AMR annotation and feature generation#

PyPI Python 3.10 Python 3.11

Provides support for AMR graph manipulation, annotations and feature generation.

Features:

  • Annotation in AMR metadata. For example, sentence types found in the Proxy report AMR corpus.

  • AMR token alignment as spaCy components.

  • Integrates natural language parsing and features with Zensols zensols.nlparse library.

  • A scoring API that includes Smatch and WLK, which extends a more general NLP scoring module.

  • AMR parsing (amrlib) and AMR co-reference (amr_coref).

  • Command line and API utilities for AMR graph Penman graphs, debugging and files.

  • Tools for training and evaluating new AMR parse (text to graph) and generation (graph to text) models.

Documentation#

Obtaining#

The easiest way to install the command line program is via the pip installer:

pip3 install zensols.amr

Binaries are also available on pypi.

Usage#

from penman.graph import Graph
from zensols.nlp import FeatureDocument, FeatureDocumentParser
from zensols.amr import AmrDocument, AmrSentence, Dumper, ApplicationFactory

sent: str = """

He was George Washington and first president of the United States.
He was born On February 22, 1732.

""".replace('\n', ' ').strip()

# get the AMR document parser
doc_parser: FeatureDocumentParser = ApplicationFactory.get_doc_parser()

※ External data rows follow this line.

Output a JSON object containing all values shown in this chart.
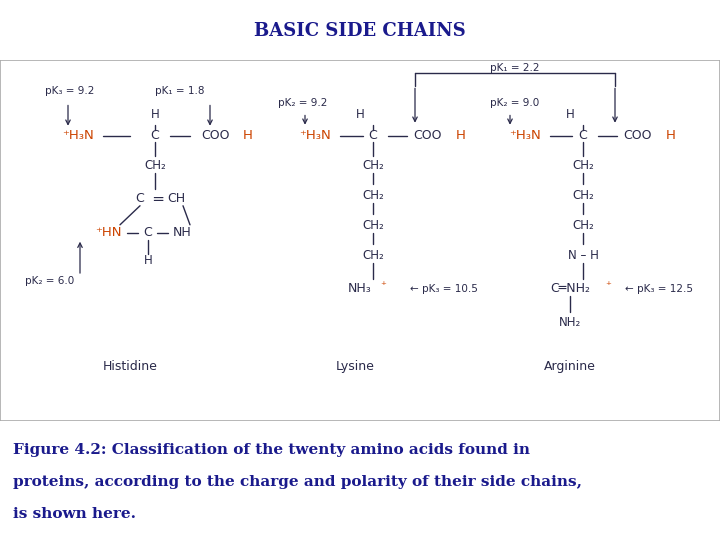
{
  "title": "BASIC SIDE CHAINS",
  "title_color": "#1a1a8c",
  "title_fontsize": 13,
  "bg_color": "#f0ddb8",
  "white_color": "#ffffff",
  "border_color": "#999999",
  "caption_line1": "Figure 4.2: Classification of the twenty amino acids found in",
  "caption_line2": "proteins, according to the charge and polarity of their side chains,",
  "caption_line3": "is shown here.",
  "caption_color": "#1a1a8c",
  "caption_fontsize": 11,
  "orange": "#cc4400",
  "dark": "#2a2a4a",
  "arrow_color": "#333333"
}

# the parser creates a NLP centric feature document as provided in the
# zensols.nlp package
doc: FeatureDocument = doc_parser(sent)

# the AMR object graph data structure is provided in the feature document
amr_doc: AmrDocument = doc.amr

# dump a human readable output of the AMR document
amr_doc.write()

# get the first AMR sentence instance
amr_sent: AmrSentence = amr_doc.sents[0]
print('sentence:')
print(' ', amr_sent.text)
print('tuples:')

# show the Penman graph representation
pgraph: Graph = amr_sent.graph
print(f'variables: {", ".join(pgraph.variables())}')
for t in pgraph.triples:
    print(' ', t)
print('edges:')
for e in pgraph.edges():
    print(' ', e)

# visualize the graph as a PDF
dumper: Dumper = ApplicationFactory.get_dumper()
dumper(amr_doc)

Per the example, the t5.conf and gsii.conf configuration show how to include configuration needed per AMR model. These files can also be used directly with the amr command using the --config option.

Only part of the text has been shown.